Thomas D. Coates, section head of hematology and director of the Red Cell Defects Program in the Childrens Center for Cancer and Blood Diseases at Childrens Hospital Los Angeles and professor of pediatrics and pathology at the Keck School of Medicine of USC, has received a four-year, $2,481,261 grant from the National Heart, Blood and Lung Institute of the National Institutes of Health.

“We will study the impact of blood viscosity on oxygen delivery in humans with sickle cell anemia,” said Coates, the principal investigator on the NIH grant.

Childrens Hospital Los Angeles is one of a dozen Basic and Translational Research Programs studying sickle cell disease in the United States – and the only sickle cell basic program on the West Coast.

The new basic and translational project utilizes expertise from collaborators in the areas of biomedical engineering, biophysics and hematology who are working to understand the principles that regulate blood flow in patients with sickle cell disease.

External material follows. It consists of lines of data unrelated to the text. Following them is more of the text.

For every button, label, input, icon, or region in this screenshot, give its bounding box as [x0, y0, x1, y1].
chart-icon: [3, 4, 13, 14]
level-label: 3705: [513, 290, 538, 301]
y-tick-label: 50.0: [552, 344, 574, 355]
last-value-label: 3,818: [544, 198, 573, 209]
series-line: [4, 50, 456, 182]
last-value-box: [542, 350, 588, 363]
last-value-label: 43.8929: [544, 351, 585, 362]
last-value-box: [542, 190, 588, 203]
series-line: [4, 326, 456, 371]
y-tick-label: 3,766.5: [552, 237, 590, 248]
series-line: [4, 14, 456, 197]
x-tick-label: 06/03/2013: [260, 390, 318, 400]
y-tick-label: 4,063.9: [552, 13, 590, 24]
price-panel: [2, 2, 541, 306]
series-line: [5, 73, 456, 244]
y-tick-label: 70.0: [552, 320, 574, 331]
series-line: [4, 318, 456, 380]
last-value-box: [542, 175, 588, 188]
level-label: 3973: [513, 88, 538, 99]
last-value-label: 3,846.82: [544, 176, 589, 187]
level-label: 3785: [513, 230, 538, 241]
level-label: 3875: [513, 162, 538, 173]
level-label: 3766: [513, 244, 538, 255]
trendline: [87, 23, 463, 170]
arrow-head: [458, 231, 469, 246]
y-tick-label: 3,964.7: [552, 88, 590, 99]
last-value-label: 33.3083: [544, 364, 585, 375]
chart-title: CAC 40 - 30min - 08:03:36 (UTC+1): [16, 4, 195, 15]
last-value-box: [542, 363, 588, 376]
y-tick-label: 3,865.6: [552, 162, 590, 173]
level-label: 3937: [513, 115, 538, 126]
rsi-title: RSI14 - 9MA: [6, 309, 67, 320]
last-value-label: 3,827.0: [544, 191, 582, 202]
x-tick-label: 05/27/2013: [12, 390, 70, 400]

Parts of the research will directly address theoretical concepts related to blood viscosity and micro vascular circulation and also will attempt to develop techniques that can be used in the clinic to directly measure the sickling process and predict sudden cardiac death.

The project is multidisciplinary, involving physicians from Childrens Hospital Los Angeles as well as members of the faculty from both the Keck School and the USC Viterbi School of Engineering. It continues a long-standing relationship between the Hemoglobinopathy Program at Childrens Hospital Los Angeles and its research counterparts at USC.

Sickle cell disease is an inherited disorder of hemoglobin that causes normally flexible red blood cells to become very rigid and obstruct blood flow leading to ischemia, organ damage and ultimately, death.

Chronic transfusions markedly reduce sickle episodes and protect against recurring stroke and acute chest syndrome.